I put down Mrs CR's chart and dialed my answering machine. It was my father-in-law, telling me he had loved my short story, "The Kite Runner," but wished it had been longer. At some point between the instant I put down the receiver and the moment I knocked on the door to tell Mrs CR about her diabetic nephropathy, a seed planted itself in my mind: I was going to turn "The Kite Runner" into a novel.

And so it began. For the next 15 months, I tapped away at the keyboard. I created a troubled, 12-year-old boy named Amir, the privileged son of a wealthy Pashtun merchant living in Kabul, Afghanistan, circa 1975, and his angelic friend Hassan, a minority Hazara and the son of Amir's crippled servant. I developed a deep and unusual friendship between the boys, only to make Amir betray Hassan in an unspeakable way. I shattered the boy's lives.
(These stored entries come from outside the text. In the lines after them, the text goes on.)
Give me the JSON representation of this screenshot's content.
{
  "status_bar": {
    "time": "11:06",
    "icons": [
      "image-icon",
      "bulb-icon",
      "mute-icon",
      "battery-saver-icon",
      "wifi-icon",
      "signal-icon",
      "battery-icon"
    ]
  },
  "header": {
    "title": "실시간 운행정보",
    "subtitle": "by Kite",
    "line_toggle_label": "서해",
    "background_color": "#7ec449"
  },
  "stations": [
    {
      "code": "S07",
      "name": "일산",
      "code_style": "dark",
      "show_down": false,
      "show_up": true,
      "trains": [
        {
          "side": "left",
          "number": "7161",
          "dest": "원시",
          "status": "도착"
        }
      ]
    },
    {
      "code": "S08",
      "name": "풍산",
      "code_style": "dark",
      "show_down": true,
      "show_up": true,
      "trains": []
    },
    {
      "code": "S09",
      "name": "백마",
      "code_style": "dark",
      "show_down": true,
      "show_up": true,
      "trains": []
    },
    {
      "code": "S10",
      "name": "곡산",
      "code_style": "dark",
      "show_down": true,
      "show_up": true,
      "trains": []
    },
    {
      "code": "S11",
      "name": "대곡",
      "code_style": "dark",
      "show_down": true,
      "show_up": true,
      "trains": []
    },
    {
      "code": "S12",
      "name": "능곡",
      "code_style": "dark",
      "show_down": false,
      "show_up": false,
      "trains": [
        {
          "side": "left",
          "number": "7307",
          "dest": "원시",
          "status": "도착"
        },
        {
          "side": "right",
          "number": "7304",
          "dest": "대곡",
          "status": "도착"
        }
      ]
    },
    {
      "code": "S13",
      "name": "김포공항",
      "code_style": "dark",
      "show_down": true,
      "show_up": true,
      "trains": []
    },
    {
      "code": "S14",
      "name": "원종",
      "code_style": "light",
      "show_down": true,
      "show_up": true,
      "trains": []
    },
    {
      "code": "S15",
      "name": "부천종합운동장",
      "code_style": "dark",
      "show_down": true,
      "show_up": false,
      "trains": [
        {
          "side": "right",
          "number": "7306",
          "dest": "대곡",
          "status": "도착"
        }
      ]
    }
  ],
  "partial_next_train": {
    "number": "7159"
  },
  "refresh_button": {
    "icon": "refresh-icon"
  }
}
I watched the brutalised Hassan pay the price for his guileless devotion to Amir, and watched Amir grow into a brooding, haunted, guilt-ridden man in the USA. Then I sent Amir back to Kabul, now ruled by the Taliban, on one last desperate quest for redemption. In June, 2002, The Kite Runner was completed.

And if there is one thing we doctors have been trained for, it's getting by with less than ideal hours of sleep. So for 15 months, I woke up at 0500 h, drank cupfuls of black coffee, and created the world of Amir and Hassan. Luckily for me, the soulful early morning hours coincided with my creative time.

A writer, like a doctor, has to be a good listener and observer. Whereas a doctor listens to learn about his or her patient, a writer listens and observes to learn about nuances of dialogue, body language, and the peculiar verbal and non-verbal ways in which people express themselves. My medical practice provides me with ample opportunity for this sort of observation, since in a typical working day, I sit and listen to some 20 stories, all told in unique voices. I listen to them as a doctor and observe them as a writer. Furthermore, it's essential in both crafts to develop some insight into human nature. Writers and physicians need to understand to some extent the motivations behind behaviour and appreciate how such things as a person's upbringing, their culture, their biases, shape that person, whether it be a patient or a character in a story.